Sadece siyasi havayı kastetmiyoruz. Doğal atmosfer de fazla ısınıyor.
Siyasi alanda termometrenin son zamanlarda nasıl yükseldiği malum. Özellikle Orta Doğu’da gerilim had safhada. Doğu Akdeniz’de ve Hürmüz Boğazı’nda da sular giderek ısınıyor.
Asya’dan Afrika’ya kadar dünyanın çeşitli yerlerini iç çatışmalar, terör ve şiddet dalgası kaplıyor. Bu arada ABD ile Çin arasındaki ticaret savaşı, ekonomik alanda da barometrenin ibresini küresel bir fırtınaya doğru kaydırıyor.
Doğanın imtihanı
Gelelim doğal atmosferin fazla ısınmasına…
Gün geçmiyor ki, dünyanın herhangi bir yerinde yeni bir doğal afetin meydana geldiğine dair bir haber gelmesin. Son dramatik olaylardan biri, Çin’in Şanghay bölgesini altüst eden tayfun.
Kasırgalar, seller dünyanın birçok bölgesinde birbirini izliyor. Orman yangınları koca ormanları kül haline getiriyor. (Son olay: Sibirya’daki afet…)
Ya sıcak dalgasına ne demeli? Avrupa’nın bu mevsimde genelde serin olan kentleri, 40 derecenin üstündeki sıcaklığın etkisi altında.
Kutup bölgesinden de kaygı verici haberler geliyor. Dev buzullar erimeye yüz tutuyor. Biz 5 yıl önce Alaska’nın kuzeyinde yaptığımız bir seyahatte böyle bir olayı izlemek fırsatını bulmuştuk. Küresel ısınmanın nedenlerini bize anlatan rehberimiz, bunu “doğanın intikamı” diye ifade etmişti. “İnsanlar doğanın dengesini bozdukça buzulların erimesi, suların taşması, denizlerin yükselmesi, bu ortamda yaşayan hayvan ve bitkilerin yok olması kaçınılmaz” demişti o çevreci uzman.
Son zamanlarda Grönland’ın da küresel ısınmadan etkilendiği ve oradaki bazı buz kitlelerinin eriyerek denize döküldüklerini gösteren resimler dünya basınında yer aldı.

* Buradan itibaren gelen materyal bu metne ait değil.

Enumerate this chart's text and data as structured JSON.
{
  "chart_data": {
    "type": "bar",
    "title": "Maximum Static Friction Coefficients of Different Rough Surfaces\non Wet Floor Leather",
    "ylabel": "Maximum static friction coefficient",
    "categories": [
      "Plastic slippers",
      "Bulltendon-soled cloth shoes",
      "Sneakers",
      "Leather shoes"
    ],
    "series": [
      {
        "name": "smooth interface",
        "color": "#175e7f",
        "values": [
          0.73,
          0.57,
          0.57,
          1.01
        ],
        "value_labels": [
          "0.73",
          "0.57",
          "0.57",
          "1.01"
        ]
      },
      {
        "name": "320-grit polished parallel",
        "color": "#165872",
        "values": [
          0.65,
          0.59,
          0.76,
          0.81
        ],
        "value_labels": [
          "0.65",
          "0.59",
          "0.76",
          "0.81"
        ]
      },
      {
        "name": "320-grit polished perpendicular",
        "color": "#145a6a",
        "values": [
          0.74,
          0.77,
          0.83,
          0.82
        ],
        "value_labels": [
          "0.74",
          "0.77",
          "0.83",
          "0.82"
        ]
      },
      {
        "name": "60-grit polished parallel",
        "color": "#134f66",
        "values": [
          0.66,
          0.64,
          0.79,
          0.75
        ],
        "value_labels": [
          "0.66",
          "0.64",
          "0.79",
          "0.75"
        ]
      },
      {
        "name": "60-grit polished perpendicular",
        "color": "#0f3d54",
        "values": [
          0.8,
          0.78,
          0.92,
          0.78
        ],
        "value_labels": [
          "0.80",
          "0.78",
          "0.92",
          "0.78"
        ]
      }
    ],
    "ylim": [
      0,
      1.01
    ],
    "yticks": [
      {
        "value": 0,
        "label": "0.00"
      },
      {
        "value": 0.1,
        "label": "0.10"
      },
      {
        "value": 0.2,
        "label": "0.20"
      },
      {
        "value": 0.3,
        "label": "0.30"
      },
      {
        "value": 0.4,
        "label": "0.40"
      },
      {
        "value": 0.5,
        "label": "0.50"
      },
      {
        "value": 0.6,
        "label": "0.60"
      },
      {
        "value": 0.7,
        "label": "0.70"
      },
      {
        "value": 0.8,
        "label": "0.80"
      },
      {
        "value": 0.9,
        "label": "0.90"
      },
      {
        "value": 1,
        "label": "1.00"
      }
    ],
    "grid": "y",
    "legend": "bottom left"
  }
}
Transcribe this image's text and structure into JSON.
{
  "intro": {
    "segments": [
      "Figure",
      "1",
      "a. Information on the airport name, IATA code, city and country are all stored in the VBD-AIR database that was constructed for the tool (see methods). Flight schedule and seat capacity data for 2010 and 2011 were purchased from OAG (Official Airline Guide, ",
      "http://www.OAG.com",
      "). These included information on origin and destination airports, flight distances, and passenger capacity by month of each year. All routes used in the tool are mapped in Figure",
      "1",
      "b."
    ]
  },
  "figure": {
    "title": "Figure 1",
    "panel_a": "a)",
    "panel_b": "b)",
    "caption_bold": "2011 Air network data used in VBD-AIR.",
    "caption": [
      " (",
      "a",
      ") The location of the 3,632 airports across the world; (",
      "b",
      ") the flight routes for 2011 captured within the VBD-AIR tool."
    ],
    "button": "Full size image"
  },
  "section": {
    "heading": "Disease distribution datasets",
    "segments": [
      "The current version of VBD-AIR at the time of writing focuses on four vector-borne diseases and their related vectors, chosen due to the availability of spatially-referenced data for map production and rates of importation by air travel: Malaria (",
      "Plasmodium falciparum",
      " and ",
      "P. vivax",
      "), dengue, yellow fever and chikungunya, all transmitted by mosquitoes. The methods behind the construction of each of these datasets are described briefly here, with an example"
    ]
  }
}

Çevrecilerin bir süreden beri yaptıkları uyarılar, bir ölçüde farkındalık yaratmış ve birçok devletleri ve kurumları harekete geçirmiş bulunuyor. Ancak alınması gereken tedbirler konusunda uluslararası bir konsensüs hala yok maalesef.
Sadece sıcaklar olsa
Türkiye bugünlerde bir sıcak dalganın etkisi altında. Havanın bu derecede ısınması, belki de “iklim değişikliği” ve doğanın dengelerinin altüst olmasını hatırlatacaktır.
Dünyanın birçok yerinde olduğu gibi, Türkiye’de de seller, olmadık türden fırtınalar, hortumlar gibi doğal afetler son zamanlarda bir hayli sıklaştı.
Yani Türkiye de “küresel ısınma”dan nasibini alıyor. Ama doğadaki dengelerin bozulmasında bir de Türkiye’nin kendi ihmallerinin ve yanlış davranışlarının payı var. Örneğin hava kirliliğinin artmasında, eski verimli toprakların erozyona uğramasında, denizlerde balıkçılığın ve ayrıca tarımın, hayvancılığın gerilemesinde kabahat bizlerdedir. Bu olumsuzluklar karşısında bunların esas nedenlerini iyi tespit etmek ve ona göre gereken tedbirleri almak gerekir.
Ekonomik kalkınma, sanayileşme, kentleşme gibi hamlelerin, doğayı bozmadan, dengeleri altüst etmeden gerçekleştirilmesi mümkündür. İyi bir yaşamın kötü doğa şartlarında sağlanamayacağı unutulmamalıdır.